Note to readers: I don’t know if you are all aware that you can enlarge the photos by clicking on any of them. I like to size them down for the blog to give the impression my ramblings are not so long. Probably doesn’t fool anyone but I try.
We drove through Death Valley today. So, this is your official warning that there are lots of photographs in this blog; and they are not of snow either!
We left Tonopah this morning in a biting cold wind, but it didn’t take too long before I could take off the winter jacket and put on a light one. Thank goodness. I was seriously getting tired of winter. (Sorry, all you folks that are still stuck in it.)
We climbed a little pass and entered, once again, into long straight roads through scrub and sand. However, not too far south of Tonapah Joshua Trees appeared as well, so there is a little more moisture in the ground.
The best part of the first few miles of our trip today were the clouds. I love clouds. They are an infinite number of shapes and colours. Today’s clouds were waves. Very, very cool.
The first little community we passed through was Goldfield, named, obviously for the gold mining in the area. Goldfield was small, but spread out, with many boarded up, derelict buildings. There were stores and other business open, so it is not a ghost town by any means. Another very typical tiny old western mining town.
A few miles before we reached Beatty I checked to see if there were any near-by geo-caches. I know we missed a lot of them on our drive to this point, but geo-caching is not the focus of this part of the trip; destination Escondido is. A few caches found along the way just make the drive more fun.
A cache popped up a short distance ahead so John pulled over beside a chained driveway that had a much-graffiti-ed crashed airplane sitting on the other side of the cattle guard. Notes on the cache logs said the owner of the property did not mind people crossing the chain to find the cache hidden in the airplane they just didn’t want folks wandering further up the drive. We looked all around the airplane but couldn’t find the cache. We did find two others as we drove through Beatty.
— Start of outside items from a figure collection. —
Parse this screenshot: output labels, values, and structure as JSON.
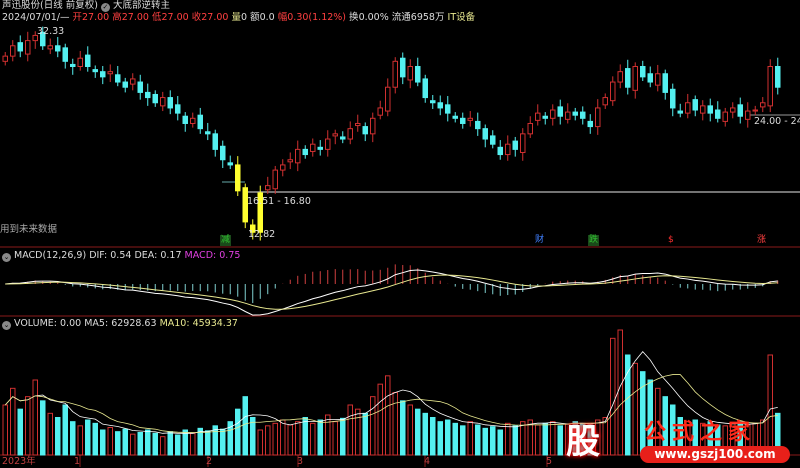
{
  "header": {
    "title": "声迅股份(日线 前复权)",
    "formula": "大底部逆转主",
    "date": "2024/07/01/—",
    "open_label": "开",
    "open": "27.00",
    "high_label": "高",
    "high": "27.00",
    "low_label": "低",
    "low": "27.00",
    "close_label": "收",
    "close": "27.00",
    "vol_label": "量",
    "vol": "0",
    "amount_label": "额",
    "amount": "0.0",
    "range_label": "幅",
    "range": "0.30(1.12%)",
    "turnover_label": "换",
    "turnover": "0.00%",
    "float_label": "流通",
    "float": "6958万",
    "sector": "IT设备"
  },
  "annotations": {
    "high_price": "32.33",
    "zone_low": "16.51 - 16.80",
    "low_price": "12.82",
    "zone_right": "24.00 - 24.3",
    "future_warning": "用到未来数据",
    "markers": [
      {
        "text": "减",
        "color": "#30c030"
      },
      {
        "text": "财",
        "color": "#4080ff"
      },
      {
        "text": "跌",
        "color": "#30c030"
      },
      {
        "text": "$",
        "color": "#ff3030"
      },
      {
        "text": "涨",
        "color": "#ff4040"
      }
    ]
  },
  "macd": {
    "label": "MACD(12,26,9)",
    "dif_label": "DIF:",
    "dif": "0.54",
    "dea_label": "DEA:",
    "dea": "0.17",
    "macd_label": "MACD:",
    "macd": "0.75"
  },
  "volume": {
    "label": "VOLUME:",
    "value": "0.00",
    "ma5_label": "MA5:",
    "ma5": "62928.63",
    "ma10_label": "MA10:",
    "ma10": "45934.37"
  },
  "xaxis": {
    "labels": [
      "2023年",
      "1",
      "2",
      "3",
      "4",
      "5"
    ]
  },
  "logo": {
    "glyph": "股",
    "name": "公式之家",
    "url": "www.gszj100.com"
  },
  "colors": {
    "up": "#d03030",
    "down": "#54f0f0",
    "special": "#ffff30",
    "dif": "#ffffff",
    "dea": "#e8e890",
    "macd_up": "#d04040",
    "macd_down": "#80d0d0",
    "grid": "#8a1a1a"
  },
  "chart_data": {
    "type": "candlestick",
    "close": [
      30,
      31,
      30.5,
      31.5,
      32,
      31,
      31,
      30.5,
      29.5,
      29,
      29.8,
      29,
      28.5,
      28,
      28.5,
      27.5,
      27,
      27.8,
      26.5,
      26,
      25.5,
      26,
      25,
      24.5,
      23.5,
      24,
      23,
      22.5,
      21,
      20,
      19.5,
      17,
      14,
      13,
      16.8,
      17.5,
      19,
      19.5,
      20,
      21,
      20.5,
      21.5,
      21,
      22,
      22.5,
      22,
      23,
      23.5,
      22.5,
      24,
      25,
      27,
      29.5,
      28,
      29,
      27.5,
      26,
      25.5,
      25,
      24.5,
      24,
      23.5,
      24,
      23,
      22,
      21.5,
      20.5,
      21.5,
      21,
      22.5,
      23.5,
      24.5,
      24,
      24.8,
      24.2,
      24.6,
      24.3,
      24,
      23.2,
      25,
      26,
      27.5,
      28.5,
      27,
      29,
      28,
      27.5,
      28.3,
      26.5,
      25,
      24.5,
      25.5,
      24.8,
      25.2,
      24.5,
      24,
      24.6,
      25,
      24.2,
      24.7,
      24.8,
      25.5,
      29,
      27
    ],
    "volume": [
      60000,
      80000,
      55000,
      70000,
      90000,
      65000,
      50000,
      45000,
      60000,
      40000,
      35000,
      42000,
      38000,
      30000,
      33000,
      28000,
      31000,
      25000,
      27000,
      30000,
      26000,
      22000,
      28000,
      24000,
      30000,
      26000,
      32000,
      29000,
      35000,
      31000,
      40000,
      55000,
      70000,
      45000,
      30000,
      35000,
      38000,
      42000,
      36000,
      40000,
      45000,
      38000,
      42000,
      48000,
      40000,
      44000,
      60000,
      55000,
      50000,
      70000,
      85000,
      95000,
      75000,
      65000,
      60000,
      55000,
      50000,
      45000,
      40000,
      42000,
      38000,
      35000,
      40000,
      36000,
      32000,
      34000,
      30000,
      38000,
      35000,
      40000,
      42000,
      36000,
      38000,
      40000,
      35000,
      37000,
      40000,
      38000,
      36000,
      42000,
      45000,
      140000,
      150000,
      120000,
      110000,
      100000,
      90000,
      80000,
      70000,
      60000,
      45000,
      40000,
      42000,
      38000,
      40000,
      36000,
      35000,
      38000,
      40000,
      36000,
      38000,
      42000,
      120000,
      50000
    ],
    "markers": [
      "high 32.33",
      "low 12.82"
    ]
  }
}
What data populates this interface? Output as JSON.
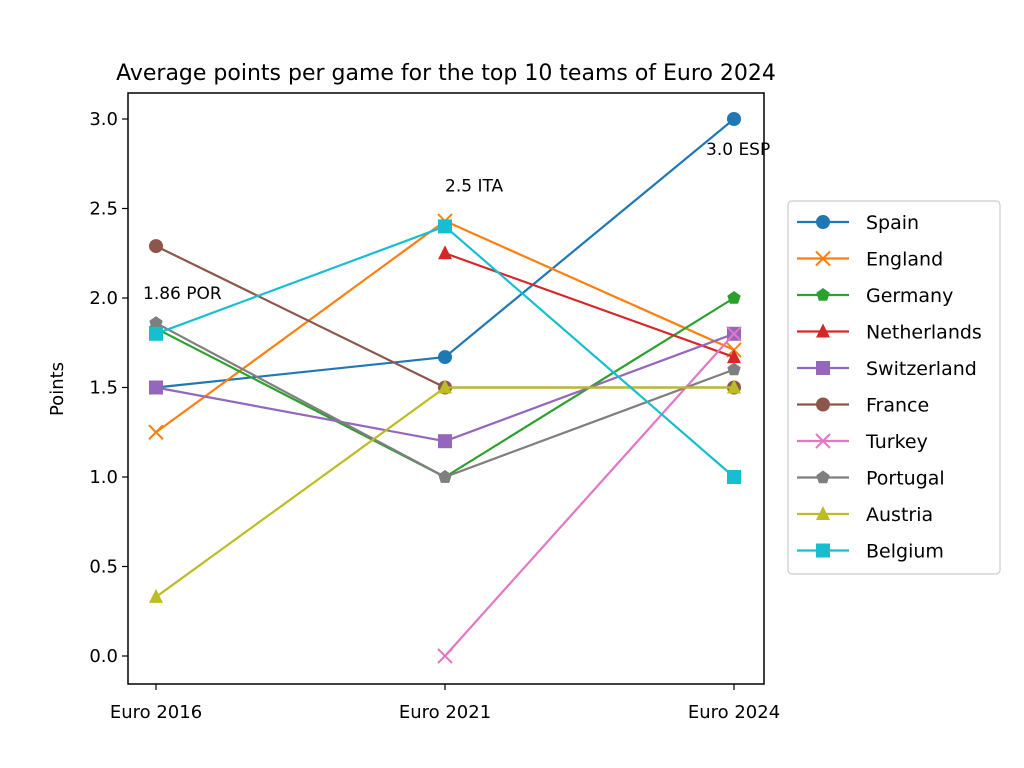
{
  "chart_data": {
    "type": "line",
    "title": "Average points per game for the top 10 teams of Euro 2024",
    "xlabel": "",
    "ylabel": "Points",
    "categories": [
      "Euro 2016",
      "Euro 2021",
      "Euro 2024"
    ],
    "ylim": [
      -0.15,
      3.15
    ],
    "yticks": [
      0.0,
      0.5,
      1.0,
      1.5,
      2.0,
      2.5,
      3.0
    ],
    "ytick_labels": [
      "0.0",
      "0.5",
      "1.0",
      "1.5",
      "2.0",
      "2.5",
      "3.0"
    ],
    "grid": false,
    "legend_position": "center-right-outside",
    "series": [
      {
        "name": "Spain",
        "color": "#1f77b4",
        "marker": "circle",
        "values": [
          1.5,
          1.67,
          3.0
        ]
      },
      {
        "name": "England",
        "color": "#ff7f0e",
        "marker": "x",
        "values": [
          1.25,
          2.43,
          1.71
        ]
      },
      {
        "name": "Germany",
        "color": "#2ca02c",
        "marker": "pentagon",
        "values": [
          1.83,
          1.0,
          2.0
        ]
      },
      {
        "name": "Netherlands",
        "color": "#d62728",
        "marker": "triangle",
        "values": [
          null,
          2.25,
          1.67
        ]
      },
      {
        "name": "Switzerland",
        "color": "#9467bd",
        "marker": "square",
        "values": [
          1.5,
          1.2,
          1.8
        ]
      },
      {
        "name": "France",
        "color": "#8c564b",
        "marker": "circle",
        "values": [
          2.29,
          1.5,
          1.5
        ]
      },
      {
        "name": "Turkey",
        "color": "#e377c2",
        "marker": "x",
        "values": [
          null,
          0.0,
          1.8
        ]
      },
      {
        "name": "Portugal",
        "color": "#7f7f7f",
        "marker": "pentagon",
        "values": [
          1.86,
          1.0,
          1.6
        ]
      },
      {
        "name": "Austria",
        "color": "#bcbd22",
        "marker": "triangle",
        "values": [
          0.33,
          1.5,
          1.5
        ]
      },
      {
        "name": "Belgium",
        "color": "#17becf",
        "marker": "square",
        "values": [
          1.8,
          2.4,
          1.0
        ]
      }
    ],
    "annotations": [
      {
        "text": "1.86 POR",
        "category_index": 0,
        "value": 1.86
      },
      {
        "text": "2.5 ITA",
        "category_index": 1,
        "value": 2.5
      },
      {
        "text": "3.0 ESP",
        "category_index": 2,
        "value": 3.0
      }
    ]
  }
}
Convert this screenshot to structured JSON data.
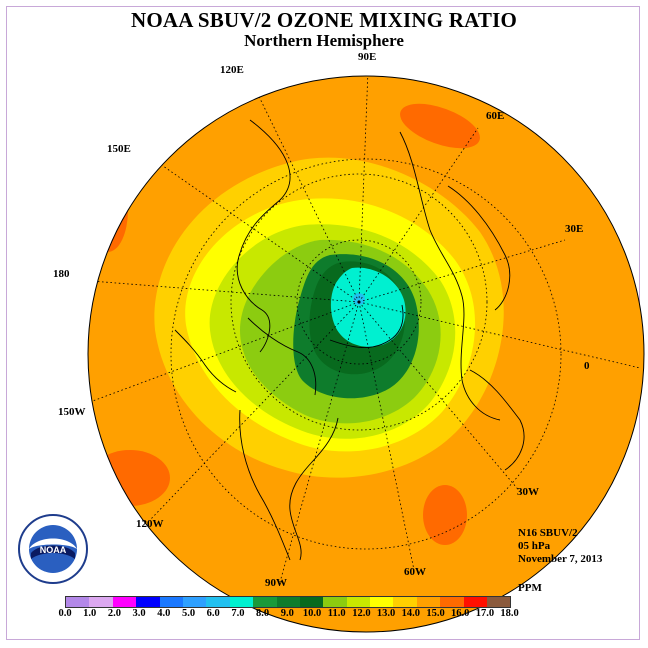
{
  "title": "NOAA SBUV/2 OZONE MIXING RATIO",
  "subtitle": "Northern Hemisphere",
  "longitude_labels": [
    {
      "text": "90E",
      "name": "lon-label-90e"
    },
    {
      "text": "60E",
      "name": "lon-label-60e"
    },
    {
      "text": "30E",
      "name": "lon-label-30e"
    },
    {
      "text": "0",
      "name": "lon-label-0"
    },
    {
      "text": "30W",
      "name": "lon-label-30w"
    },
    {
      "text": "60W",
      "name": "lon-label-60w"
    },
    {
      "text": "90W",
      "name": "lon-label-90w"
    },
    {
      "text": "120W",
      "name": "lon-label-120w"
    },
    {
      "text": "150W",
      "name": "lon-label-150w"
    },
    {
      "text": "180",
      "name": "lon-label-180"
    },
    {
      "text": "150E",
      "name": "lon-label-150e"
    },
    {
      "text": "120E",
      "name": "lon-label-120e"
    }
  ],
  "info": {
    "instrument": "N16 SBUV/2",
    "pressure": "05 hPa",
    "date": "November 7, 2013",
    "units": "PPM"
  },
  "logo_text": "NOAA",
  "colorbar": {
    "colors": [
      "#b388e8",
      "#dca8f0",
      "#ff00ff",
      "#0000ff",
      "#1a78ff",
      "#2ea0ff",
      "#22c0f0",
      "#00f0d0",
      "#1a9a3a",
      "#0e7c2c",
      "#086a1e",
      "#8ccc10",
      "#c8e800",
      "#ffff00",
      "#ffd000",
      "#ffa000",
      "#ff6a00",
      "#ff1000",
      "#8b5a3c"
    ],
    "ticks": [
      "0.0",
      "1.0",
      "2.0",
      "3.0",
      "4.0",
      "5.0",
      "6.0",
      "7.0",
      "8.0",
      "9.0",
      "10.0",
      "11.0",
      "12.0",
      "13.0",
      "14.0",
      "15.0",
      "16.0",
      "17.0",
      "18.0"
    ]
  }
}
The drive from Beatty to the Nevada/California border and the boundary of Death Valley National Park is about 10 miles. About half-way there is the Rhyolite Ghost Town. It had a population of over 8,000 in 1901 and only a few ruined buildings remain. There is a small Open Air Museum (it seemed to just be small collection of odd art pieces). At the driveway entrance there is a ‘Shoe Tree,’ where, for whatever reason, people leave pairs of shoes. At the base of the pole is a cache and there was another one under the concrete Gaudi-style couch behind the museum.
It is only a few miles from Rhyolite Ghost Town to the border of Death Valley National Park. We spent a week here last year and I was very excited to be back. Before we left home John tried to book a hotel room so we could stay overnight but there were no vacancies at Stovepipe Wells or Furnance Creek so we could only spend a short time in the park. We are spending the night at Ridgecrest, which is about 100 miles west and south from Stovepipe Wells, which is about 1/3 of the way into the park from the eastern boundary.
Death Valley, as we all know, has the lowest elevation in the US (282 feet BELOW sea level – at Badwater Basin – and; only 15 miles away, is the highest peak in the Panamint Ridge – Mt. Telescope; at over 11,000 feet. The Valley stretches 140 miles between the Amargosa Range on the CA/NV border and the Panamint Ridge on the west. The Park is 3.4 million acres and is a photographers dream with all the different geologic shapes and colours.
There were, near the Stovepipe Wells Junction, two areas we had not visited last year and both of them are the site of an Earth Cache. (No physical caches are allowed in the National Parks so at various interesting places people log an Earth Cache. To claim them you must answer some questions about the area that will prove you actually visited, and, if you choose, post a photo of yourself at the site. There are over a dozen Earth Caches in Death Valley. We claimed a couple last year and thought we would pick up another few today.
The first place was the Lake Manley Gravel Beds where acres and acres of small rocks to pebbles were deposited by glaciers many feet thick over a huge former lake bed.
On the way to Lake Manley we passed the turn-off for Salt Creek which was our next stop. This was a very picturesque 1/2 mile long boardwalk loop trail so I took many, many pictures in that short time. It was just so pretty…..
Our last stop was at the Mesquite Sand Dunes. We had been here last year not realizing there are two Earth Caches here. The dunes are right beside the road we need to take to leave the park so we stopped in again to find the information we need to get the Smileys (a smiley face will display on the map to show caches you have found.)
After we climbed a few of the sand dunes we made a brief stop at the General Store at Stovepipe Wells for a sandwich to eat on the way. The man at the counter said a big storm was coming in and we could see clouds gathering in the mountains. The western boundary of Death Valley National Park is the Panamint Ridge. It is a very long climb from the valley through the pass and down the other side to the Panamint Valley. Panamint Valley is 65 miles long and 10 miles wide. Death Valley runs in a NW-SE direction. Panamint Valley runs due North-South and is bordered on its western side by the Amargosa Range. The Valley is used extensively for low-level test flying by the American military. If you are up at Aquereberry Point high in the Panamint Ridge it is not unusual to get buzzed by a jet plane.